The Room on the Roof
- 1987 edition cover
- Author: Ruskin Bond
- Original title: The Room on the Roof
- Cover artist: Clarf Bishop Dean
- Language: English
- Series: Ruskin's famous Novels
- Genre: Fiction
- Publisher: Coward-McCann (original) Penguin Books (current)
- Publication date: 1956
- Publication place: India
- Media type: Paperback
- Pages: 184 pages (first edition)
- ISBN: 0140107835
- OCLC: 1579534
- Preceded by: N/A
- Followed by: Vagrants in the Valley

= The Room on the Roof =

1956 book by Ruskin Bond

The Room on the Roof is a novel written by Ruskin Bond.

It was Bond's first literary venture. Bond wrote the novel when he was seventeen and won the John Llewellyn Rhys Prize in 1957. The novel revolves around Rusty, an orphaned sixteen-year-old Anglo-Indian boy living in Dehradun. Due to his guardian Mr Harrison's strict ways, he runs away from his home to live with his Indian friends.

==Summary==
This is a story about an orphaned boy named Rusty, of Anglo-Indian descent, living in a European colony in Dehra (a place in Uttarakhand) with his guardian Mr. Harrison and the missionary's wife, who wanted him to stay away from Indians and groom him as a pure Englishman. However, in this process, Harrison’s stringent behavior perturbs Rusty’s flourishing teenage years. While walking home in the rain, he was offered help by Somi and Ranbir who go on to become his friends. Rusty is unhappy with his life at his guardian's house and longs for freedom.

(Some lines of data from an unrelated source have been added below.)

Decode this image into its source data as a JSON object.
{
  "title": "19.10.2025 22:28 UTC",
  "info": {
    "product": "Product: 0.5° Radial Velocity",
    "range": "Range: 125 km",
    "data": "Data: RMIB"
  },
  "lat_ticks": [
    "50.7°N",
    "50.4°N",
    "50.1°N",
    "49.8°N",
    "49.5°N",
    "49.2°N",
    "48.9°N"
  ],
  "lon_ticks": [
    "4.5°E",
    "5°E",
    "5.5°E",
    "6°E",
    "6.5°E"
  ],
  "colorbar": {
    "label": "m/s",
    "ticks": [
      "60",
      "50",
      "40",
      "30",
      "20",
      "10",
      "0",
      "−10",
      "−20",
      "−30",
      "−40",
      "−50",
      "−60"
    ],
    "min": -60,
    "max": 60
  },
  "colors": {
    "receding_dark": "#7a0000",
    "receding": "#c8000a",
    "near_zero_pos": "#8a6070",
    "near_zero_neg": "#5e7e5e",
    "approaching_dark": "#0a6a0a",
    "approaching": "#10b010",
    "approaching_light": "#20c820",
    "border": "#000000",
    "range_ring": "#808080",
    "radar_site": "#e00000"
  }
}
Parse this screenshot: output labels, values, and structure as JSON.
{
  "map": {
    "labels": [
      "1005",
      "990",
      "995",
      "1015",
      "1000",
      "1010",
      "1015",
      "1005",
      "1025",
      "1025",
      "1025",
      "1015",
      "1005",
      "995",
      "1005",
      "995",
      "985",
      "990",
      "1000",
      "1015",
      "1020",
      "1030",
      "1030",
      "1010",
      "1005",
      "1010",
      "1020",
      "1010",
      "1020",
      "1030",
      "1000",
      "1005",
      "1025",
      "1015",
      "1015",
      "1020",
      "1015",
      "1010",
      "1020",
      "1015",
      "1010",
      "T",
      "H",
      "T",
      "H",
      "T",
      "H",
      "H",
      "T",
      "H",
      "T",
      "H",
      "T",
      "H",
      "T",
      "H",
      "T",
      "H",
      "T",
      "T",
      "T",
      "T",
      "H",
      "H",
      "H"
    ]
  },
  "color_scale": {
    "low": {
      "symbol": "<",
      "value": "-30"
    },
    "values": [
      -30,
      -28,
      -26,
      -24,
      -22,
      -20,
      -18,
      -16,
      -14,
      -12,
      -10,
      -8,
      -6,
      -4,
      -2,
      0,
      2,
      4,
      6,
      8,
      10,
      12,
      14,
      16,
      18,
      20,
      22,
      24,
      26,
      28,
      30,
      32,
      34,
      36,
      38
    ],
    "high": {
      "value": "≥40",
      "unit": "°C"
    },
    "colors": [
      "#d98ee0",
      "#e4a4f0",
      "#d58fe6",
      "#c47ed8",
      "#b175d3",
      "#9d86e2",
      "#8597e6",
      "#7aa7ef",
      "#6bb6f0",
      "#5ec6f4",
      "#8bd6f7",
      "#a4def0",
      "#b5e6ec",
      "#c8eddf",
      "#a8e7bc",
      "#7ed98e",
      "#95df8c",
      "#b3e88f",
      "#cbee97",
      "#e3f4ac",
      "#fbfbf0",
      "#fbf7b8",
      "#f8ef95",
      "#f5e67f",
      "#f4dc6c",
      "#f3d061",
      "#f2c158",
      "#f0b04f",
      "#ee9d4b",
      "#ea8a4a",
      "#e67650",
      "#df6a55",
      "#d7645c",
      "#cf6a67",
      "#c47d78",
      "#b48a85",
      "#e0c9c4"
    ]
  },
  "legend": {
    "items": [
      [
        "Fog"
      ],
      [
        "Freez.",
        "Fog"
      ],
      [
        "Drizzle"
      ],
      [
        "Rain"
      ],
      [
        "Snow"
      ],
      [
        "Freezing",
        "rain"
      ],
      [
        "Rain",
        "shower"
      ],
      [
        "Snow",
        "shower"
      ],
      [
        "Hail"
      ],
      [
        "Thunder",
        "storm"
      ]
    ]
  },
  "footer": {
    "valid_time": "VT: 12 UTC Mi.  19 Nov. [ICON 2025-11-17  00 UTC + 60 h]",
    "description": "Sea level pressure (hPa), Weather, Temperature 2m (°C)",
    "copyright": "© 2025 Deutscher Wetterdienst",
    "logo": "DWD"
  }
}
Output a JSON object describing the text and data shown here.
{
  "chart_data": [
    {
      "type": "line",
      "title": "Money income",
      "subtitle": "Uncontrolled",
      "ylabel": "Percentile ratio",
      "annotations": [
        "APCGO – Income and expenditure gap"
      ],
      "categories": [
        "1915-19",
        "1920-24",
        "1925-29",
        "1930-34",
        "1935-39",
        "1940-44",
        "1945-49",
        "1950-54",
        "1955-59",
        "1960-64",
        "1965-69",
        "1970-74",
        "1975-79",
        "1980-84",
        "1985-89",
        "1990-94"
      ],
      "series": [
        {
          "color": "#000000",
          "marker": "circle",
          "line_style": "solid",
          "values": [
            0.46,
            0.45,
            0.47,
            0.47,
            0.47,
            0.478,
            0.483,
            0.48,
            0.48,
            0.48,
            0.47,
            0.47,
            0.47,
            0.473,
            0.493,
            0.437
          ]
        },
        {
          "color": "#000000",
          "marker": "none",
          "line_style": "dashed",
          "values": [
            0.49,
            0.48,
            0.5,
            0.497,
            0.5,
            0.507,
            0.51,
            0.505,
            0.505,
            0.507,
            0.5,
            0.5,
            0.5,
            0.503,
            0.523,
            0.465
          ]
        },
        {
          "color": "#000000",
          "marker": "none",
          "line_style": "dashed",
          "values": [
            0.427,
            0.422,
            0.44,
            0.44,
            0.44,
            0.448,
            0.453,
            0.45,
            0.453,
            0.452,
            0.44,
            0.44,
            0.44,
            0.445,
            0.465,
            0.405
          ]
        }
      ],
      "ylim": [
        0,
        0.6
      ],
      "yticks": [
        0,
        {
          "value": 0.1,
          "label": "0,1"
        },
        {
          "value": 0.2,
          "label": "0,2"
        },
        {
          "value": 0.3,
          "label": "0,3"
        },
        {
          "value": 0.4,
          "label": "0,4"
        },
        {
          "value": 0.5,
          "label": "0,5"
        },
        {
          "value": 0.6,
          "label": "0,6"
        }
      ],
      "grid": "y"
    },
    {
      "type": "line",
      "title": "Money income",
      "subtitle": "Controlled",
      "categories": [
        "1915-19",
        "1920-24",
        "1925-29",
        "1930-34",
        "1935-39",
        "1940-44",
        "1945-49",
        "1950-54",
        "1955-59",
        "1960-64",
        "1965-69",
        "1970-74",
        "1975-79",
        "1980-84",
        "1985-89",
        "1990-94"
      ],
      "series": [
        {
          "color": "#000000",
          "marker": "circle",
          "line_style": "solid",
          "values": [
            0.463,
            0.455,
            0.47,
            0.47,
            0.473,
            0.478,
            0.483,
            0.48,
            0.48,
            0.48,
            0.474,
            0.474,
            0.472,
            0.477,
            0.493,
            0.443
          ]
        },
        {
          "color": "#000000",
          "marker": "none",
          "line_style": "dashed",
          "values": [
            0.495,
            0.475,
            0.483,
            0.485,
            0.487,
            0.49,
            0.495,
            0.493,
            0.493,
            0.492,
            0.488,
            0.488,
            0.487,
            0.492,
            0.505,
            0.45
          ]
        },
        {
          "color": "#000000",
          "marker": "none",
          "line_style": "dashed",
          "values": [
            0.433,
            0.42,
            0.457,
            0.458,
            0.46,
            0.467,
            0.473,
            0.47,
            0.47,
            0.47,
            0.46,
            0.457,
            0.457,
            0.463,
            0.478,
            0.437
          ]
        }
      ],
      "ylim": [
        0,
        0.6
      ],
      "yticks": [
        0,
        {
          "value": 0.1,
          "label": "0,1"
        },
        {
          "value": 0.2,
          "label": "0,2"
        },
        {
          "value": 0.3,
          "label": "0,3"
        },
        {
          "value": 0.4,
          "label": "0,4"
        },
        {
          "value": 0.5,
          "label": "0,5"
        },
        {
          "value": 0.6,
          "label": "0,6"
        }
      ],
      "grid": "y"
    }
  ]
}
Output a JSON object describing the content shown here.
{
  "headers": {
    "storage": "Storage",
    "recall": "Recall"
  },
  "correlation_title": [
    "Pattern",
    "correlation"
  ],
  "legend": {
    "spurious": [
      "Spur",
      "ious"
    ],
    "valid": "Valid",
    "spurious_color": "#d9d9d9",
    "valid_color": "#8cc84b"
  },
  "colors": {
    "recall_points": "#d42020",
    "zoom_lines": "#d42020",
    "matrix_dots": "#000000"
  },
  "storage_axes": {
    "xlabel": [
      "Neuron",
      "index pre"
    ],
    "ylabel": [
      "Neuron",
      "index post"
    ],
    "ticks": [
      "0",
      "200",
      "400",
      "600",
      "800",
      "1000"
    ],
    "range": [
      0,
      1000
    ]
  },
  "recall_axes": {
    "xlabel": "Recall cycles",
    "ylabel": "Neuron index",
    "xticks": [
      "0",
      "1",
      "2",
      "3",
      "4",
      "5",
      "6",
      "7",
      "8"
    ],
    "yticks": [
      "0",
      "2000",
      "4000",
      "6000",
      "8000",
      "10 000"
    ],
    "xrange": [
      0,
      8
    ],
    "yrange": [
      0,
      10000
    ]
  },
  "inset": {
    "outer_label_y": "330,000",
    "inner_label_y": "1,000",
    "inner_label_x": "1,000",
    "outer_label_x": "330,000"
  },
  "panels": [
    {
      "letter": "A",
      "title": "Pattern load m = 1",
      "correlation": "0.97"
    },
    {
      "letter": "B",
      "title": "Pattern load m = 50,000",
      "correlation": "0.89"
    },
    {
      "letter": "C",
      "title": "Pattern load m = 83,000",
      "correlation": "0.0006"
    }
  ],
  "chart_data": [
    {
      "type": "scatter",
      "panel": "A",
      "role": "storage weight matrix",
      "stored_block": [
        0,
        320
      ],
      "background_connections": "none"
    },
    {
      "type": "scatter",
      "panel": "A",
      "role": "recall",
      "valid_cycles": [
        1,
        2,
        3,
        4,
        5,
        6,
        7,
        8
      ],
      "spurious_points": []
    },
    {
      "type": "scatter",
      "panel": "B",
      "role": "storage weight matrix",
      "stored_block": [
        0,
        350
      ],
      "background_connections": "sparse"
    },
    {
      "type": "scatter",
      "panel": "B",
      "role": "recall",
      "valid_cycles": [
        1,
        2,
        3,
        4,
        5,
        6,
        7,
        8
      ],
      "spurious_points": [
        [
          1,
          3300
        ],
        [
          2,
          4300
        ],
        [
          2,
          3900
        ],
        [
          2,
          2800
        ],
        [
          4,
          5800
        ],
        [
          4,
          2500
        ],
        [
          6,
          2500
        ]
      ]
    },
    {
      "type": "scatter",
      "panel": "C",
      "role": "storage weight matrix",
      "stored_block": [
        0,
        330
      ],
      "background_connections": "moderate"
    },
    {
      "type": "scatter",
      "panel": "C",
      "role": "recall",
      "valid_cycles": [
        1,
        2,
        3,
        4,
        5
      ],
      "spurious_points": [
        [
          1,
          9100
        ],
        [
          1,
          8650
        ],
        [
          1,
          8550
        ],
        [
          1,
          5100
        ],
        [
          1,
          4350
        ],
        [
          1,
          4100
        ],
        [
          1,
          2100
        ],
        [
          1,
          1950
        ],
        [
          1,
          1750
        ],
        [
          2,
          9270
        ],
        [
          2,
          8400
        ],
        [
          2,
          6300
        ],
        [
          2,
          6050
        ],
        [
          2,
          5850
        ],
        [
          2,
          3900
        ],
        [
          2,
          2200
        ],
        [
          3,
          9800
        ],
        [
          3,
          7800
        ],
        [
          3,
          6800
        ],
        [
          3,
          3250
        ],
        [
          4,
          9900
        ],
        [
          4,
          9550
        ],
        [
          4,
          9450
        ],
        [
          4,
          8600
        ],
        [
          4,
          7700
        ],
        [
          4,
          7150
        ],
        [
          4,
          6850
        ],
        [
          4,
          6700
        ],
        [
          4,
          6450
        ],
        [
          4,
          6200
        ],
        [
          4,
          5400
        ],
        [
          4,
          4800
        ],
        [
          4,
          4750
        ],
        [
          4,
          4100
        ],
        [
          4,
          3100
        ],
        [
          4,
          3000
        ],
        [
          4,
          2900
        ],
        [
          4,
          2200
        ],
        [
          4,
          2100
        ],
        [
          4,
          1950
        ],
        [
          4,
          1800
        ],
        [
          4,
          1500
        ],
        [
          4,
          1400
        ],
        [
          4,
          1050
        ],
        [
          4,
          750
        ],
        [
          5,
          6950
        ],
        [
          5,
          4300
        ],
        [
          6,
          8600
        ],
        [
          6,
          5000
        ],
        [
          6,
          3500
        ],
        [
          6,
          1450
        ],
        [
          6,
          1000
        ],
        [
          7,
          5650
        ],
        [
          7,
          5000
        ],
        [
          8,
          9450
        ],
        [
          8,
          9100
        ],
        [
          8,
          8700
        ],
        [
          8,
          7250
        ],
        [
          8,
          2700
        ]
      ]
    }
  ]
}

He runs away from his home and lives with his friend Somi, who gets him a job as an English teacher for Kishen (Mr.Kapoor's son). At Mr.Kapoor's house, he is given a room on the roof. Mr.Kapoor is a drunkard, who has a beautiful wife, Meena Kapoor. Rusty and Meena fall in love with each other. On the way to Delhi, Meena dies in a car crash. Kishen is sent to stay with his aunt and Mr.Kapoor remarries. Rusty decides to leave India and go to England as none of his friends remain in Dehra. He decides to visit Kishen before leaving for England. In Haridwar, he learns that Kishen has run away from home and become a thief. He meets Kishen and they both leave for Dehra, where Kishen plans on opening a chaat shop and making Rusty an English professor.

==Characters==
- Rusty: an orphan boy
- Mr John Harrison: A strict guardian of Rusty
- The Missionary's wife
- Kishen: Mr. Kapoor's Son and Rusty's friend.
- Mrs Meena Kapoor: Kishen's mother
- Mr Kapoor: Kishen's father
- Somi: A Sikh boy, Rusty's friend and a partner
- Ranbir: A muscular boy and the best wrestler in the bazaar.
- Suri: A bespectacled and bony boy and Somi's friend, known for his reputation as a spy.
- Prickly Heat: Suri's dog
- Sweeper boy

==Reception==
Upon release, the book received positive reviews. Santha Rama Rau of The New York Times commented "Like an Indian bazaar itself, the book is filled with the smells, sights, sounds, confusion and subtle organization of ordinary Indian life". Herald Tribune said that the book "has a special magic of its own". San Francisco Chronicle said that the book has "considerable charm and spontaneity".

The Guardian called the book "very engaging". The Scotsman commented "Moving in its simplicity and underlying tenderness...a novel of marked originality". The New Statesman said that "Mr Bond is a writer of great gifts". The Hindu said that "Bond so picturesquely draws the contrast from the stark and claustrophobic English part of town with the noise, colour and vibrancy of the Indian quarter. This is a touching story of love and friendship".

The first official Bengali version of Ruskin Bond's The Room on the Roof has been translated by Partha Pratim Das and published by Book Farm in 2022 as "Chilekothar Ghar".